![Florian Bodoky Florian Bodoky](/im/Files/7/6/1/8/8/7/9/2/jabrateaserfinal21.png?impolicy=teaser&resizeWidth=700&resizeHeight=350)
Jabra Elite 10 Gen 2: Diese Kopfhörer sind das Letzte
![Florian Bodoky](/im/Files/7/5/1/6/1/6/3/2/portrait_florian_001.jpg?impolicy=avatar&resizeWidth=40)
Sie sind Jabras Schwanengesang auf dem Gebiet der Consumer-Headphones. Der Hersteller will sich danach aus dem Endkundenmarkt zurückziehen und nur noch KMU-Hardware herstellen. Jabras letzter Wurf ist dafür recht gut gelungen.
Nach den Elite 10, die Jabra noch letztes Jahr auf der IFA gezeigt hat, bringen die Dänen jetzt einen Nachfolger auf den Markt. Genauer gesagt ist es ein Generationen-Upgrade ihrer Premium-In-Ears. Und zugleich der letzte Kopfhörer für den Consumer-Markt. Jabra zieht sich aus diesem Segment offiziell zurück. Als Abschiedsgeschenk gibts aber nochmal was Solides, soviel sei verraten.
Ausgepackt und im Ohr: Das musst du wissen
Die Dänen gelten als pragmatisches, bescheidenes Völkchen. Kein grosser Firlefanz, keine grosse Show. Stabil und zuverlässig. Das trifft auch auf die Elite 10 zu. Ein stabiles, gut verarbeitetes Ladecase, dessen Oberfläche Fingerabdrücke abweist. Zwei Buds mit schmalen Aufsätzen für kleine Ohren. Die Oberfläche unterstützt Touch-Bedienung, hat aber auch einen physischen Druckpunkt, den ich mit der Jabra-App frei konfigurieren kann. Dazu gibt es insgesamt vier Paar Silikonaufsätze in verschiedenen Grössen und ein USB-A-zu-USB-C-Ladekabel samt Klinkenadapter. Das wars.

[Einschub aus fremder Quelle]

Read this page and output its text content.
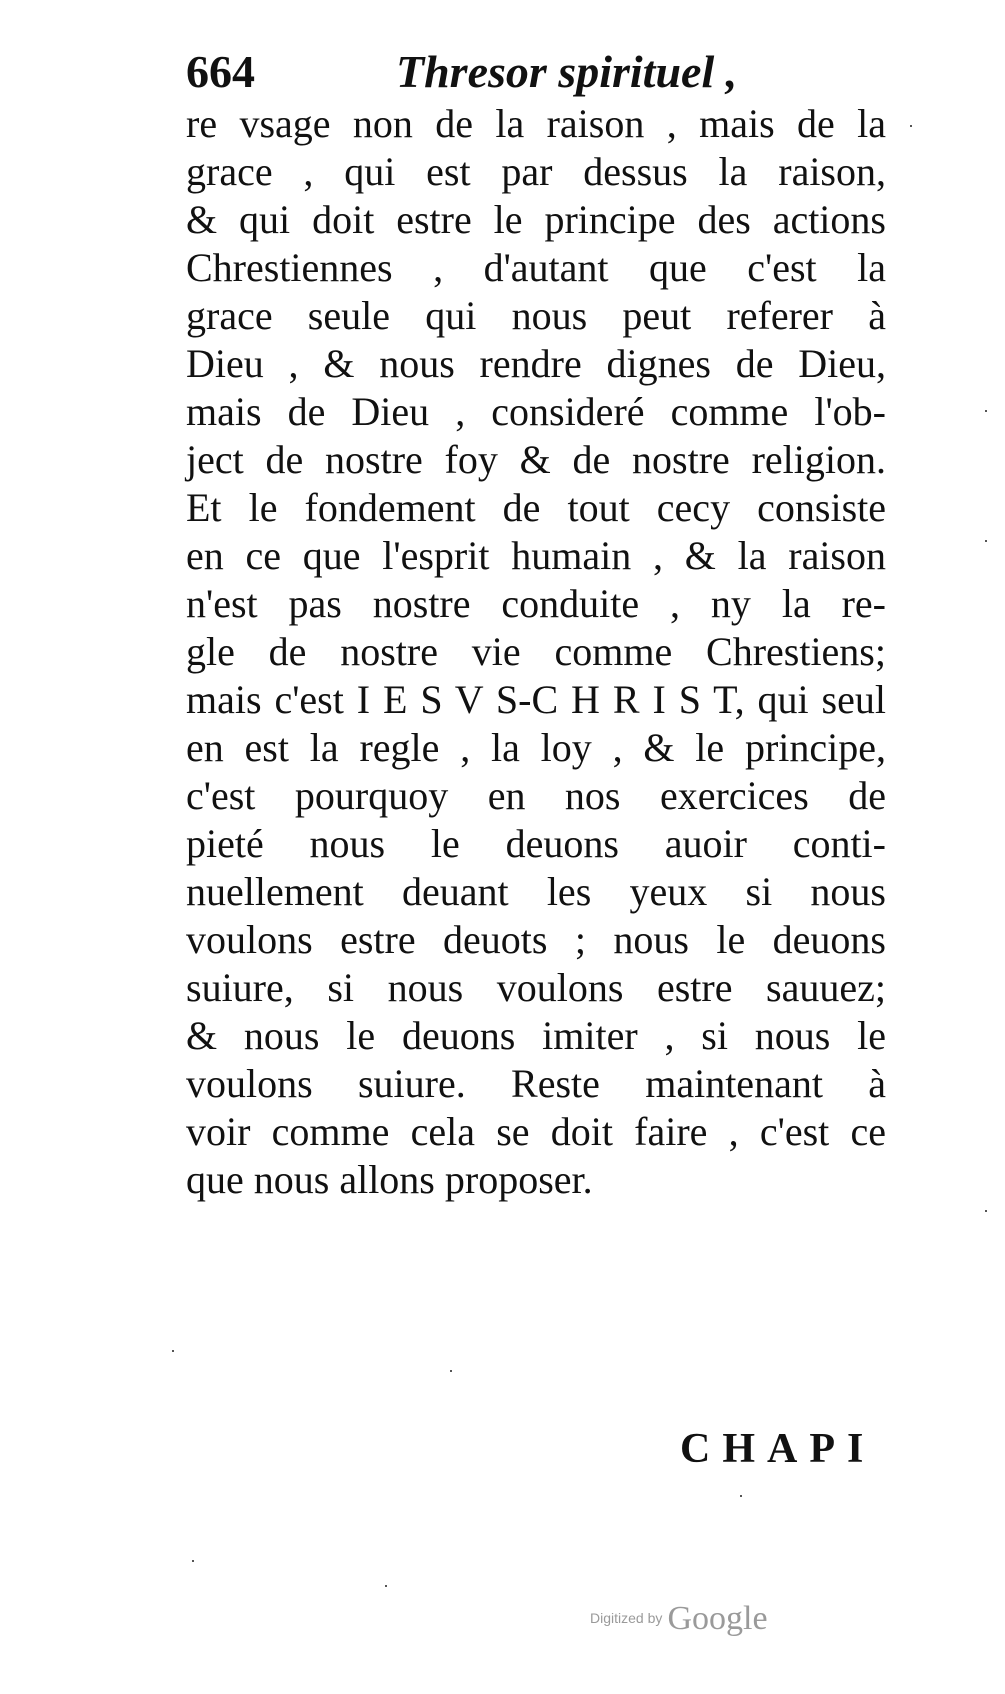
664	Thresor spirituel ,
re vsage non de la raison , mais de la
grace , qui est par dessus la raison,
& qui doit estre le principe des actions
Chrestiennes , d'autant que c'est la
grace seule qui nous peut referer à
Dieu , & nous rendre dignes de Dieu,
mais de Dieu , consideré comme l'ob-
ject de nostre foy & de nostre religion.
Et le fondement de tout cecy consiste
en ce que l'esprit humain , & la raison
n'est pas nostre conduite , ny la re-
gle de nostre vie comme Chrestiens;
mais c'est I E S V S-C H R I S T, qui seul
en est la regle , la loy , & le principe,
c'est pourquoy en nos exercices de
pieté nous le deuons auoir conti-
nuellement deuant les yeux si nous
voulons estre deuots ; nous le deuons
suiure, si nous voulons estre sauuez;
& nous le deuons imiter , si nous le
voulons suiure. Reste maintenant à
voir comme cela se doit faire , c'est ce
que nous allons proposer.
CHAPI
Digitized by Google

![Die Beigaben sind spartanisch, aber mehr brauchst du auch nicht.](/im/Files/7/6/1/8/8/6/7/0/8EBE158C-2565-4B1E-9C45-3D76F0F78692.jpeg?impolicy=resize&resizeWidth=430)
Quelle: Florian Bodoky
Die Aufsätze, die Jabra mitliefert, sind speziell «geschnitten» und an den dreieckigen, schräg abstehenden Output angepasst. Das bringt mir zwei Vorteile: Ich muss die Kopfhörer nicht verdrehen, um sie ins Ohr zu kriegen. Sie sind so konzipiert, dass sie sich ihren Weg selbst in meinen Gehörgang bahnen. Und der Aufsatz kann nicht mit Druck zu weit in den Gehörgang geschoben werden. Das ist besonders wichtig, weil der Elite 10 einen physischen Button auf der Rückseite hat. Man muss regelmässig Druck auf den Kopfhörer ausüben, um ihn zu bedienen. Dieser ist aus Aluminium gefertigt und setzt sich farblich vom Rest des edlen Kopfhörerdesigns ab – sieht aber nicht weniger edel aus. Ebenfalls angenehm: Die Hörer wiegen pro Stück gerade mal 5.6 Gramm. Nach ein, zwei Liedern habe ich beim Testen gar nicht mehr daran gedacht, dass ich überhaupt Kopfhörer trage.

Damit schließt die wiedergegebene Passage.